In all cases, the person(s) against whom the allegations have been directed will be notified of the IBC's decisions in writing.
Institutional Responses
The IBC has the authority to address noncompliance with the NIH Guidelines, the BMBL, University policies and other regulatory requirements. Findings of noncompliance may result in one or more of the following actions:
- Suspending the PI’s use of any IBC regulated materials, pending completion and acceptance by the IBC of a written plan by the PI for the correction and/or prevention of recurrence.
- Termination of approval for use of any IBC regulated materials.
- Confiscation and destruction of any IBC regulated materials.
- Any other action the IBC deems necessary to protect employees, students, the environment, the public and/or University.
If the identity of the complainant is known, they will be notified in writing of the completion of the investigation.

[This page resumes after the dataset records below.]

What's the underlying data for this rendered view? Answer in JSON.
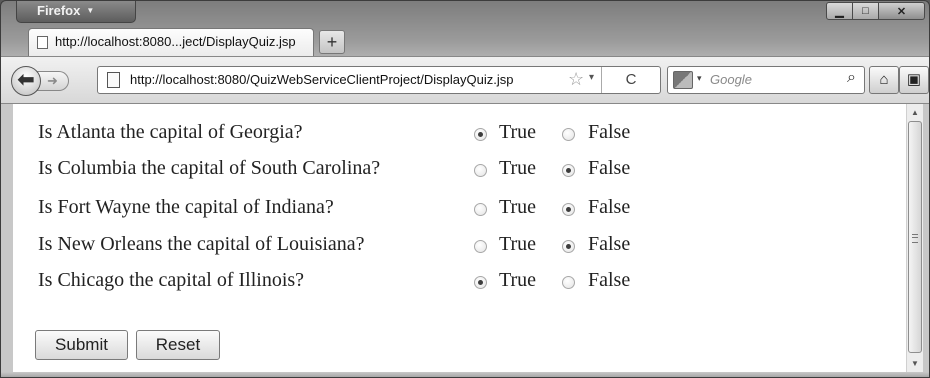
{
  "browser": {
    "menu_button": "Firefox",
    "tab_title": "http://localhost:8080...ject/DisplayQuiz.jsp",
    "new_tab_label": "+",
    "url": "http://localhost:8080/QuizWebServiceClientProject/DisplayQuiz.jsp",
    "search_placeholder": "Google",
    "icons": [
      "back-icon",
      "forward-icon",
      "page-icon",
      "star-icon",
      "reload-icon",
      "search-engine-icon",
      "search-icon",
      "home-icon",
      "addon-icon",
      "minimize-icon",
      "maximize-icon",
      "close-icon"
    ]
  },
  "quiz": {
    "questions": [
      {
        "text": "Is Atlanta the capital of Georgia?",
        "answer": "True"
      },
      {
        "text": "Is Columbia the capital of South Carolina?",
        "answer": "False"
      },
      {
        "text": "Is Fort Wayne the capital of Indiana?",
        "answer": "False"
      },
      {
        "text": "Is New Orleans the capital of Louisiana?",
        "answer": "False"
      },
      {
        "text": "Is Chicago the capital of Illinois?",
        "answer": "True"
      }
    ],
    "true_label": "True",
    "false_label": "False",
    "submit_label": "Submit",
    "reset_label": "Reset"
  }
}
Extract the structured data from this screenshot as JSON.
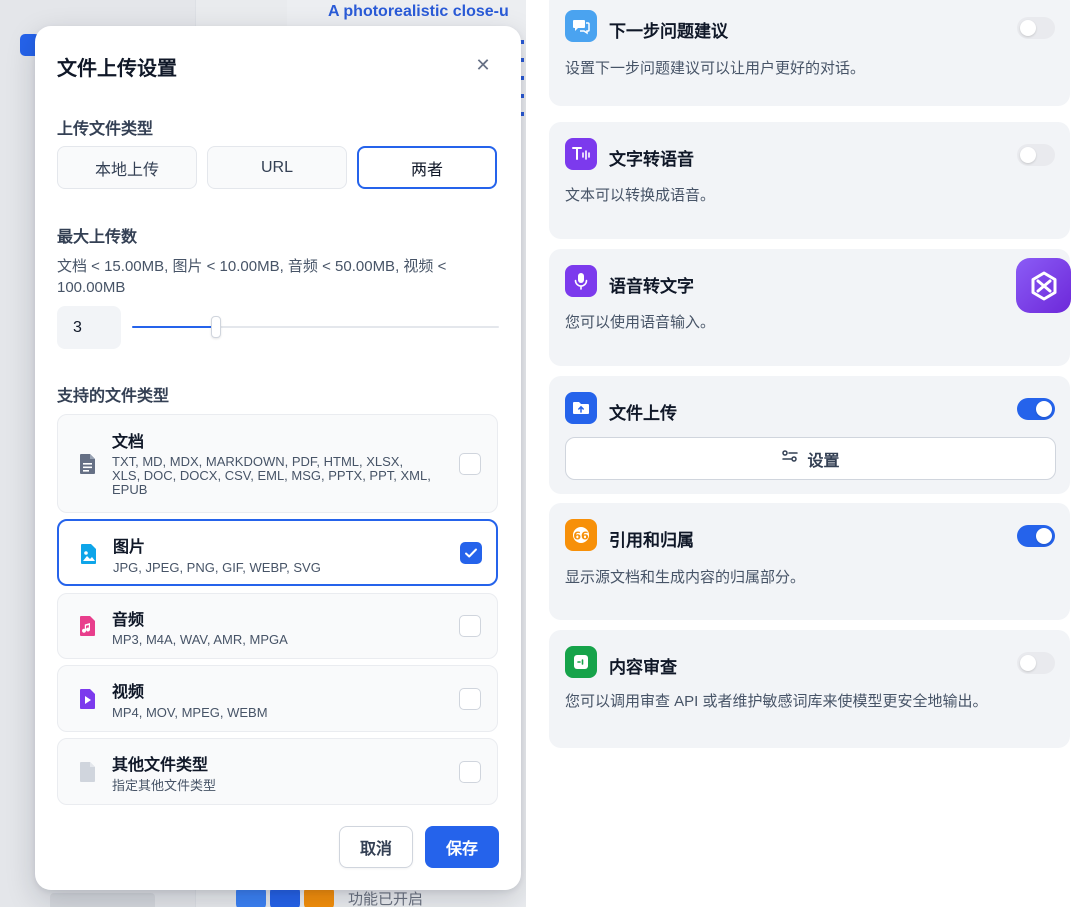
{
  "background": {
    "prompt_text": "A photorealistic close-u",
    "status_text": "功能已开启"
  },
  "modal": {
    "title": "文件上传设置",
    "upload_type": {
      "label": "上传文件类型",
      "options": [
        "本地上传",
        "URL",
        "两者"
      ],
      "selected": "两者"
    },
    "max_uploads": {
      "label": "最大上传数",
      "limits_text": "文档 < 15.00MB, 图片 < 10.00MB, 音频 < 50.00MB, 视频 < 100.00MB",
      "value": "3",
      "slider_fraction": 0.23
    },
    "file_types": {
      "label": "支持的文件类型",
      "items": [
        {
          "name": "文档",
          "exts": "TXT, MD, MDX, MARKDOWN, PDF, HTML, XLSX, XLS, DOC, DOCX, CSV, EML, MSG, PPTX, PPT, XML, EPUB",
          "checked": false,
          "icon": "document-icon"
        },
        {
          "name": "图片",
          "exts": "JPG, JPEG, PNG, GIF, WEBP, SVG",
          "checked": true,
          "icon": "image-icon"
        },
        {
          "name": "音频",
          "exts": "MP3, M4A, WAV, AMR, MPGA",
          "checked": false,
          "icon": "audio-icon"
        },
        {
          "name": "视频",
          "exts": "MP4, MOV, MPEG, WEBM",
          "checked": false,
          "icon": "video-icon"
        },
        {
          "name": "其他文件类型",
          "exts": "指定其他文件类型",
          "checked": false,
          "icon": "other-file-icon"
        }
      ]
    },
    "buttons": {
      "cancel": "取消",
      "save": "保存"
    }
  },
  "features": {
    "items": [
      {
        "title": "下一步问题建议",
        "desc": "设置下一步问题建议可以让用户更好的对话。",
        "enabled": false,
        "icon": "chat-suggest-icon",
        "color": "#4aa3f0"
      },
      {
        "title": "文字转语音",
        "desc": "文本可以转换成语音。",
        "enabled": false,
        "icon": "text-to-speech-icon",
        "color": "#7c3aed"
      },
      {
        "title": "语音转文字",
        "desc": "您可以使用语音输入。",
        "enabled": false,
        "icon": "microphone-icon",
        "color": "#7c3aed"
      },
      {
        "title": "文件上传",
        "desc": "",
        "enabled": true,
        "icon": "file-upload-icon",
        "color": "#2563eb",
        "settings_label": "设置"
      },
      {
        "title": "引用和归属",
        "desc": "显示源文档和生成内容的归属部分。",
        "enabled": true,
        "icon": "quote-icon",
        "color": "#f79009"
      },
      {
        "title": "内容审查",
        "desc": "您可以调用审查 API 或者维护敏感词库来使模型更安全地输出。",
        "enabled": false,
        "icon": "moderation-icon",
        "color": "#16a34a"
      }
    ]
  },
  "colors": {
    "accent": "#2563eb",
    "toggle_off": "#e9eaee",
    "card_bg": "#f2f4f7"
  }
}
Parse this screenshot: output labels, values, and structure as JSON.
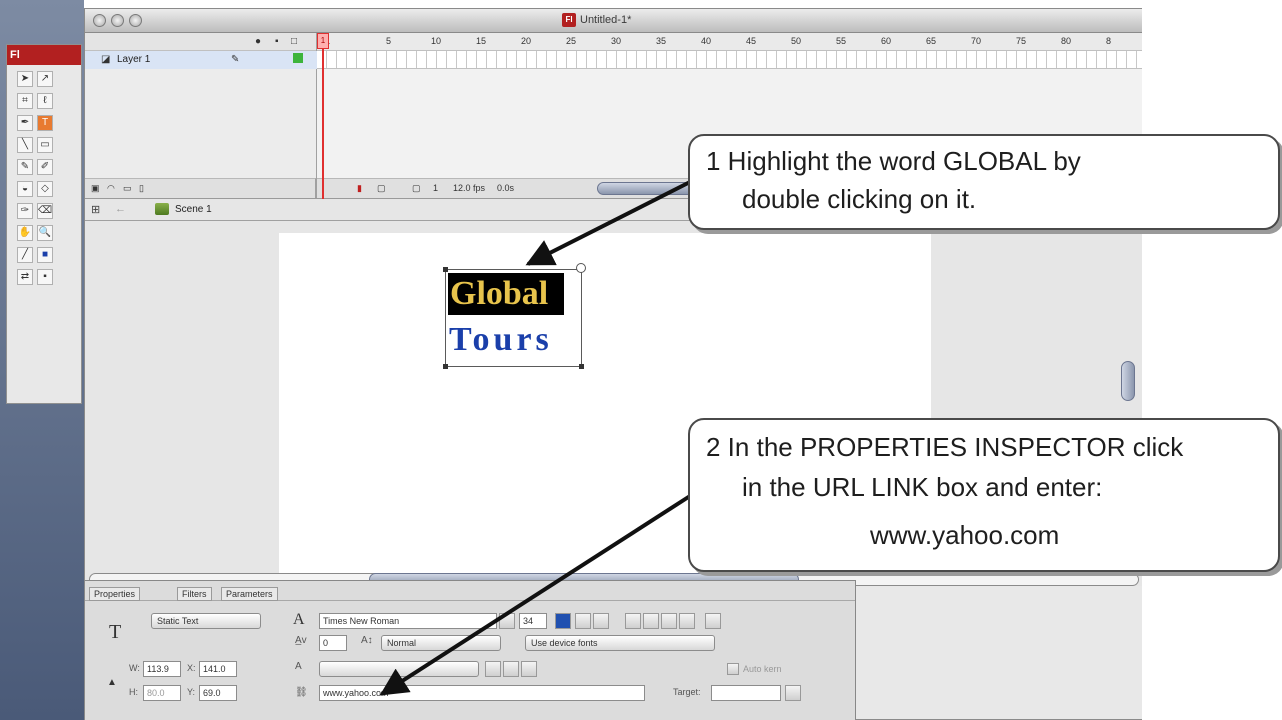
{
  "window": {
    "title": "Untitled-1*",
    "app_badge": "Fl"
  },
  "timeline": {
    "layer_name": "Layer 1",
    "ruler_numbers": [
      "1",
      "5",
      "10",
      "15",
      "20",
      "25",
      "30",
      "35",
      "40",
      "45",
      "50",
      "55",
      "60",
      "65",
      "70",
      "75",
      "80",
      "8"
    ],
    "status": {
      "frame": "1",
      "fps": "12.0 fps",
      "time": "0.0s"
    }
  },
  "edit_bar": {
    "scene_label": "Scene 1"
  },
  "stage": {
    "text_line1": "Global",
    "text_line2": "Tours"
  },
  "properties": {
    "tabs": [
      "Properties",
      "Filters",
      "Parameters"
    ],
    "text_type": "Static Text",
    "font_family": "Times New Roman",
    "font_size": "34",
    "letter_spacing": "0",
    "baseline": "Normal",
    "rendering": "Use device fonts",
    "w_label": "W:",
    "w_value": "113.9",
    "h_label": "H:",
    "h_value": "80.0",
    "x_label": "X:",
    "x_value": "141.0",
    "y_label": "Y:",
    "y_value": "69.0",
    "url_link": "www.yahoo.com",
    "target_label": "Target:",
    "auto_kern_label": "Auto kern"
  },
  "callouts": {
    "step1_line1": "1  Highlight the word GLOBAL by",
    "step1_line2": "double clicking on it.",
    "step2_line1": "2  In the PROPERTIES INSPECTOR click",
    "step2_line2": "in the URL LINK box and enter:",
    "step2_line3": "www.yahoo.com"
  },
  "colors": {
    "accent_red": "#b22020",
    "highlight_text": "#e8c44c",
    "tours_blue": "#1a3faa"
  }
}
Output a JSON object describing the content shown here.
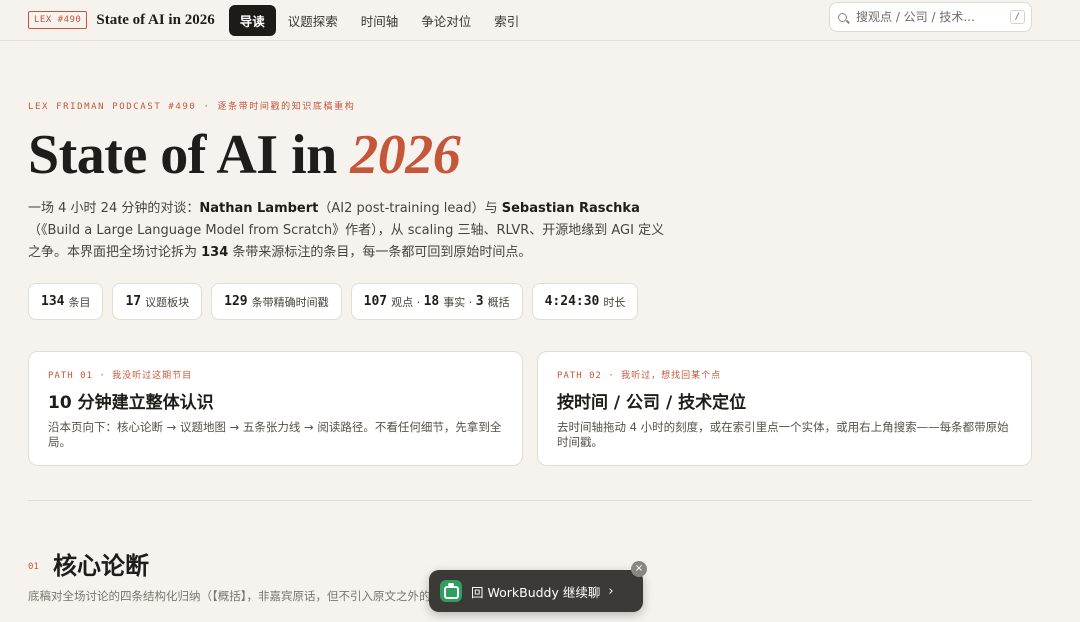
{
  "header": {
    "episode_badge": "LEX #490",
    "brand": "State of AI in 2026",
    "nav": [
      "导读",
      "议题探索",
      "时间轴",
      "争论对位",
      "索引"
    ],
    "active_nav": "导读",
    "search_placeholder": "搜观点 / 公司 / 技术...",
    "search_shortcut": "/"
  },
  "hero": {
    "eyebrow": "LEX FRIDMAN PODCAST #490 · 逐条带时间戳的知识底稿重构",
    "title_main": "State of AI in ",
    "title_accent": "2026",
    "lede": {
      "p1": "一场 4 小时 24 分钟的对谈：",
      "guest1": "Nathan Lambert",
      "p2": "（AI2 post-training lead）与 ",
      "guest2": "Sebastian Raschka",
      "p3": "（《Build a Large Language Model from Scratch》作者），从 scaling 三轴、RLVR、开源地缘到 AGI 定义之争。本界面把全场讨论拆为 ",
      "count": "134",
      "p4": " 条带来源标注的条目，每一条都可回到原始时间点。"
    }
  },
  "stats": [
    {
      "n": "134",
      "label": "条目"
    },
    {
      "n": "17",
      "label": "议题板块"
    },
    {
      "n": "129",
      "label": "条带精确时间戳"
    },
    {
      "n1": "107",
      "l1": "观点 · ",
      "n2": "18",
      "l2": "事实 · ",
      "n3": "3",
      "l3": "概括"
    },
    {
      "n": "4:24:30",
      "label": "时长"
    }
  ],
  "paths": [
    {
      "eyebrow": "PATH 01 · 我没听过这期节目",
      "title": "10 分钟建立整体认识",
      "desc": "沿本页向下：核心论断 → 议题地图 → 五条张力线 → 阅读路径。不看任何细节，先拿到全局。"
    },
    {
      "eyebrow": "PATH 02 · 我听过，想找回某个点",
      "title": "按时间 / 公司 / 技术定位",
      "desc": "去时间轴拖动 4 小时的刻度，或在索引里点一个实体，或用右上角搜索——每条都带原始时间戳。"
    }
  ],
  "section": {
    "num": "01",
    "title": "核心论断",
    "subtitle": "底稿对全场讨论的四条结构化归纳（【概括】，非嘉宾原话，但不引入原文之外的事实）"
  },
  "workbuddy": {
    "label": "回 WorkBuddy 继续聊",
    "chevron": "›",
    "close": "×"
  },
  "colors": {
    "accent": "#c4573a",
    "background": "#f6f3ee",
    "ink": "#1f1d1a"
  }
}
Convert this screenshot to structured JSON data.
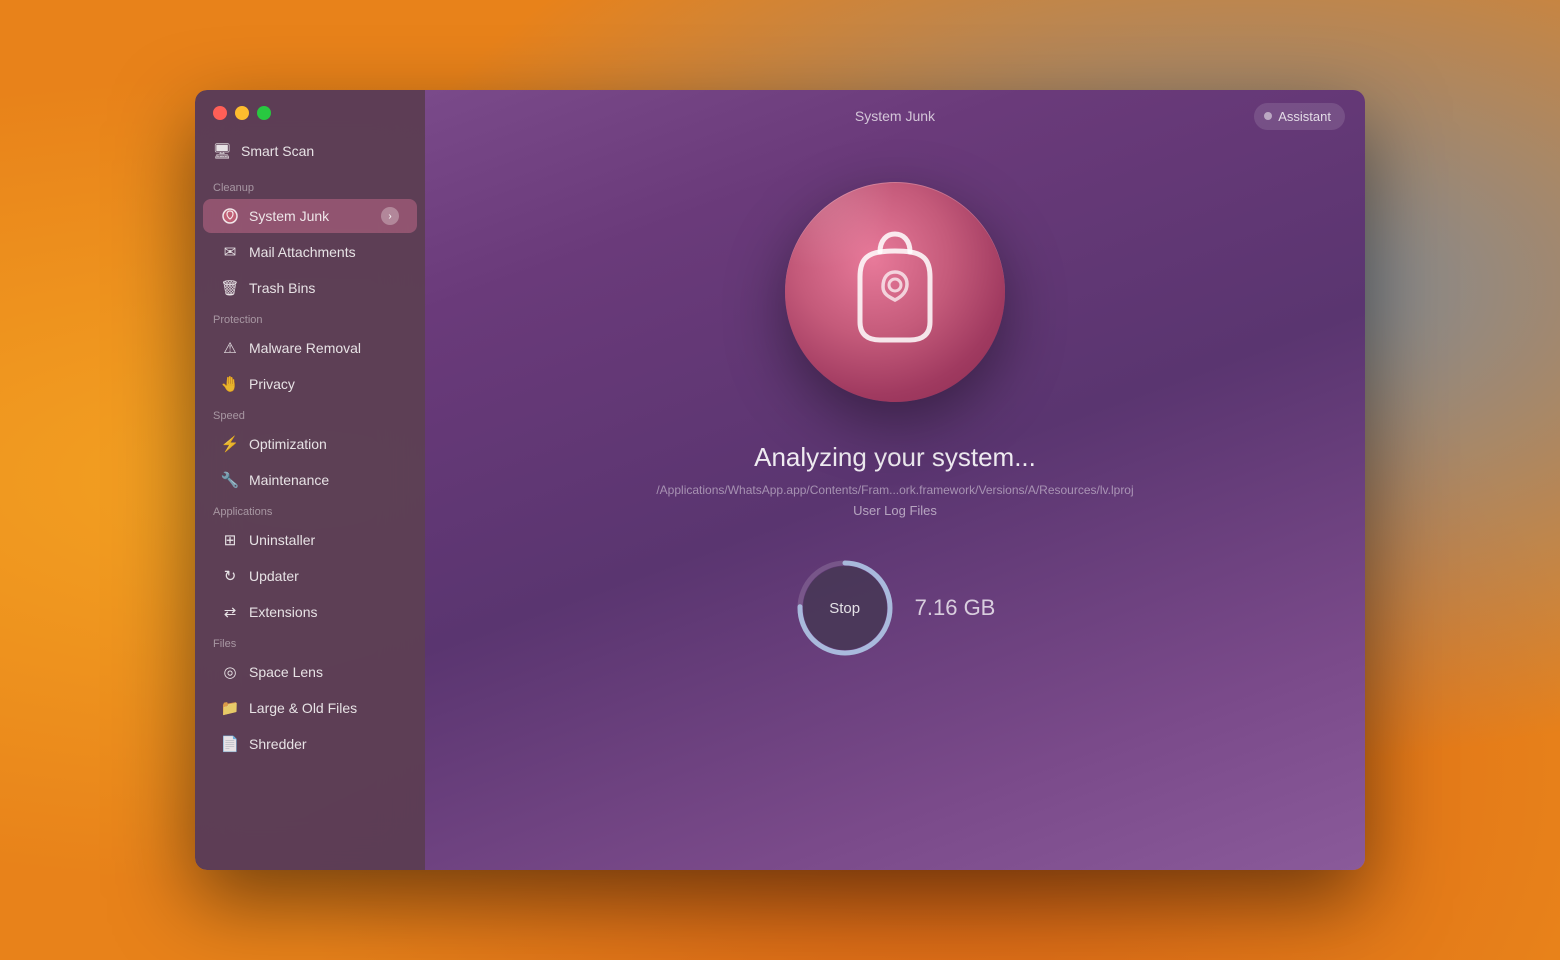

Reporting to External Agencies
Findings of noncompliance will be reported to the appropriate agency, including, but not limited to, the NIH Office of Biotechnology Activities, the Centers for Disease Control and Prevention, or sponsoring agencies as required. The IBC is responsible for reporting any significant problems with or violations of the NIH Guidelines and any significant research-related accidents or illnesses to the NIH within 30 days. These reports are not intended to be punitive toward the individuals involved but rather are intended to assist the institution in developing new and better policies and practices to prevent future non-compliance from occurring.
Confidentiality
Details pertaining to an investigation in progress remain confidential to the extent possible to protect all concerned; however, when the IBC releases the final report of its findings, those reports may become accessible to the public under the Freedom of Information Act.
Examples of IBC Noncompliance
Examples include, but are not limited to, the following:
- Failure of the Principal Investigator (PI) to adhere to the responsibilities outlined in Section IV-B-7 of the NIH Guidelines.
- Conducting procedures involving biohazardous materials and/or non-exempt recombinant/synthetic nucleic acid molecules without IBC approval.
- Working with an infectious agent, viral vector, or host system that is not documented in an approved IBC protocol.
- Deviating from approved SOPs in a way that could increase the exposure risk of employees or the environment to biohazardous materials and/or non-exempt recombinant/synthetic nucleic acid molecules.
- Conduct of procedures by personnel not adequately trained and/or not listed on an approved IBC protocol.
- Improper disposal of regulated biological waste.
- Conducting procedures involving biohazardous materials and/or recombinant/synthetic nucleic acid molecules in a facility(ies) not approved for such use.
- Failure to provide appropriate personal protective equipment (PPE) to personnel who are at risk of exposure to biohazardous materials and/or recombinant/synthetic nucleic acid molecules.
- Failure to report an overt exposure to biohazardous materials and/or recombinant/synthetic nucleic acid molecules to the IBC (refer to IBC Policy on Reporting Incidents Involving Biohazard Materials).